Chaque fois, les activités humaines sont en cause. Avec au premier chef les pratiques agricoles intensives, qui démembrent les bocages, empoisonnent les sols et détruisent les insectes dont se sustentent chauve-souris et musaraignes. Des causes que l’on retrouve dans l’effondrement des populations d’oiseaux nicheurs, dont un tiers a disparu en quelques décennies, avait déjà pointé l’UICN l’automne dernier. Les grands carnivores (ours, loups, lynx), dont les effectifs augmentent pourtant pour les deux premiers, sont sur la corde raide. D’une part à cause d’effectifs réduits qui les rendent vulnérables à de faibles variations de population. Et aussi parce que leur présence reste mal tolérée par les éleveurs. Comme déjà l’an passé quand elle avait proposé ses services de médiation, l’UICN plaide pour «une vision partagée et une stratégie de long terme qui font actuellement défaut, en associant tous les acteurs concernés, afin de parvenir à une coexistence durable avec les activités humaines».

Les chauves-souris ont chaud

Les chiroptères sont percutés par le changement climatique, via les pales des éoliennes et la rénovation énergétique des bâtiments, -laquelle conduit à la fermeture des anfractuosités qui faisaient office de gîtes. Ainsi du Molosse de Cestoni, dont les effectifs sont passés en moins de 10 ans de ‘préoccupation mineure’ à ‘quasi menacé’, ou de la Noctule commune, rétrogradée de ‘quasi menacée’ à ‘vulnérable’.

Manque d’informations sur les cétacés

En mer, la situation est également à risque pour les mammifères, comme le cachalot ou le phoque veau-marin. En cause: la pollution sonore due au trafic maritime et aux sonars militaires, les pollutions chimiques, les captures accidentelles liées à l’utilisation de filets maillants ou de chaluts pélagiques, et la surpêche réduisant leurs ressources alimentaires.

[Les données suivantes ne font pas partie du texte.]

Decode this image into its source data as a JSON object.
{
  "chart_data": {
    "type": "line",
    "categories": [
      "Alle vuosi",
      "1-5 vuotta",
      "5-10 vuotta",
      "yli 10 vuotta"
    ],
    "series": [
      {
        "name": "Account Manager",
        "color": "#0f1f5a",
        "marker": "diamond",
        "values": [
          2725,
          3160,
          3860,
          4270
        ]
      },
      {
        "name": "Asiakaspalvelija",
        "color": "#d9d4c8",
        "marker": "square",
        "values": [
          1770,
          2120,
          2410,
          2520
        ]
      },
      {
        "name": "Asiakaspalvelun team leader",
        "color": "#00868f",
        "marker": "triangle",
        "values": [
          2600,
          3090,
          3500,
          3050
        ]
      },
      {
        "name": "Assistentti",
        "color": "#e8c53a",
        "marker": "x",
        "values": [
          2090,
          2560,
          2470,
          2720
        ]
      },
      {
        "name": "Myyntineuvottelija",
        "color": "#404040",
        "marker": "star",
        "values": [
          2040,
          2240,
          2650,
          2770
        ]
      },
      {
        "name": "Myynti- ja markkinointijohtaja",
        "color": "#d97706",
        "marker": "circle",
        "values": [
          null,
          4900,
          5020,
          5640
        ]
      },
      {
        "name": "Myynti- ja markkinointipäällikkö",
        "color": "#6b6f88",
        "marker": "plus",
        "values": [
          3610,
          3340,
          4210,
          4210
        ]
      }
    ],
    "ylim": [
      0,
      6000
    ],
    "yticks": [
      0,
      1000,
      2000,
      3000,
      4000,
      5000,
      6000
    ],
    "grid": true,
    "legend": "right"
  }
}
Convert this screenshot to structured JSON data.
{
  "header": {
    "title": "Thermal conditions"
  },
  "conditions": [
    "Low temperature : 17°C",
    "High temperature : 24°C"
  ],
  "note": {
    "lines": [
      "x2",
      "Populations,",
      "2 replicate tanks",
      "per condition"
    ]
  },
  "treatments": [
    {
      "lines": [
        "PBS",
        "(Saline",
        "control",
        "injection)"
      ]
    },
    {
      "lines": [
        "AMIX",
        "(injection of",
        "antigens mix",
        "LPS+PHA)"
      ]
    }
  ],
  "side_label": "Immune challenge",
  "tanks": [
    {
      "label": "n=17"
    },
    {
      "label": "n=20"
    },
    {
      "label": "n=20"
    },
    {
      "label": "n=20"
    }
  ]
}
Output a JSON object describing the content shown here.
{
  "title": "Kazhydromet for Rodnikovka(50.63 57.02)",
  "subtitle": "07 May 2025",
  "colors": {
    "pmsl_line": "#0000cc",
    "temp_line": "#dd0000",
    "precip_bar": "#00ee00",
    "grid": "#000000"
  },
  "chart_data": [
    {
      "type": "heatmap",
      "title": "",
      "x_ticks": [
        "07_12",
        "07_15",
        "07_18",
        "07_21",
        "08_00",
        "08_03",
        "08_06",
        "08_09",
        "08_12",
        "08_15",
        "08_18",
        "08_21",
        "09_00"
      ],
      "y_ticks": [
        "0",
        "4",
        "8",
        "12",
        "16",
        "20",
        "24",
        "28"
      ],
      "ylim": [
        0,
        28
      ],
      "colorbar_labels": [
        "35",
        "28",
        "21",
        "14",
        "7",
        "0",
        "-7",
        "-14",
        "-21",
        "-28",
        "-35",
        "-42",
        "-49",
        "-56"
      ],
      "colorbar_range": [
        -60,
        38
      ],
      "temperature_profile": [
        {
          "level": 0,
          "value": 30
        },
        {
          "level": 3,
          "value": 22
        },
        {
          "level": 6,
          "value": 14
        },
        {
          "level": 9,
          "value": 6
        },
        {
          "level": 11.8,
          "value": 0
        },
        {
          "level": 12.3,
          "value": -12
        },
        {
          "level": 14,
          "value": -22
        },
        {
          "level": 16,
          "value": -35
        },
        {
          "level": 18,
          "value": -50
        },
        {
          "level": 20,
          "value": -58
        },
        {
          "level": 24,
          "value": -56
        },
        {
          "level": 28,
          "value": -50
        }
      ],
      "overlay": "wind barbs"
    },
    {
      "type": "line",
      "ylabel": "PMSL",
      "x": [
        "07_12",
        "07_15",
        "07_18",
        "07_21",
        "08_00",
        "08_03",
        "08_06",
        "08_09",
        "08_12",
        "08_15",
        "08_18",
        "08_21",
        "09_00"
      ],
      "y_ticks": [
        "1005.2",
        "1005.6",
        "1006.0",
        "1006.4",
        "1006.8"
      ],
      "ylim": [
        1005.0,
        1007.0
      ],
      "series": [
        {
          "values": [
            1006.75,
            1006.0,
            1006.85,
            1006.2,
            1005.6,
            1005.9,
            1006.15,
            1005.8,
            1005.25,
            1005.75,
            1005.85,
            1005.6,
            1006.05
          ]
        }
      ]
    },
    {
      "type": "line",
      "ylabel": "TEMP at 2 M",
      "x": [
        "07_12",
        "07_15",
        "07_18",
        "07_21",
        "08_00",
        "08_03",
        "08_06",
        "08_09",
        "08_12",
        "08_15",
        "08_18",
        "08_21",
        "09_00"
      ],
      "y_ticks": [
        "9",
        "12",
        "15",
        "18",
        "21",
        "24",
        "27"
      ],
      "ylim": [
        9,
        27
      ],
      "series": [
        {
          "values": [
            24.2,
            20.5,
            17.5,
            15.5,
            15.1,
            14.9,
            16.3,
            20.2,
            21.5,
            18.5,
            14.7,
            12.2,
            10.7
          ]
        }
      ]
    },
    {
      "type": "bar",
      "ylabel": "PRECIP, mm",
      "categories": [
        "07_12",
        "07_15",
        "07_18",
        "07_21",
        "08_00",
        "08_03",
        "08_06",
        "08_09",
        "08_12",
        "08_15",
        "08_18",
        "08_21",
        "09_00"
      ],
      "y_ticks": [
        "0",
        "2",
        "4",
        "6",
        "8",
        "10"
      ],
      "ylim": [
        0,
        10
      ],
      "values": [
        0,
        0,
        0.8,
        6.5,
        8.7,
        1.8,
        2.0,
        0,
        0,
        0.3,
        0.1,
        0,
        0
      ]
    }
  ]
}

Et les informations manquent pour établir l’ampleur des dégâts sur un tiers des espèces de cétacés.          

Loutre et bouquetin des Alpes vont mieux

L’UICN s’applique à souligner les réussites en matière de conservation. En situation précaire il y a encore quelques décennies, la loutre a aujourd’hui recolonisé de vastes secteurs dans la plupart des régions. Et après avoir quasiment disparu de l’arc alpin français, le Bouquetin des Alpes a désormais repeuplé plusieurs départements, se félicite l’organisation. «A l’avenir, grâce au programme de réintroduction engagé depuis 2014 dans les Pyrénées, le Bouquetin ibérique sera peut-être le prochain à sortir des espèces menacées de la Liste rouge.»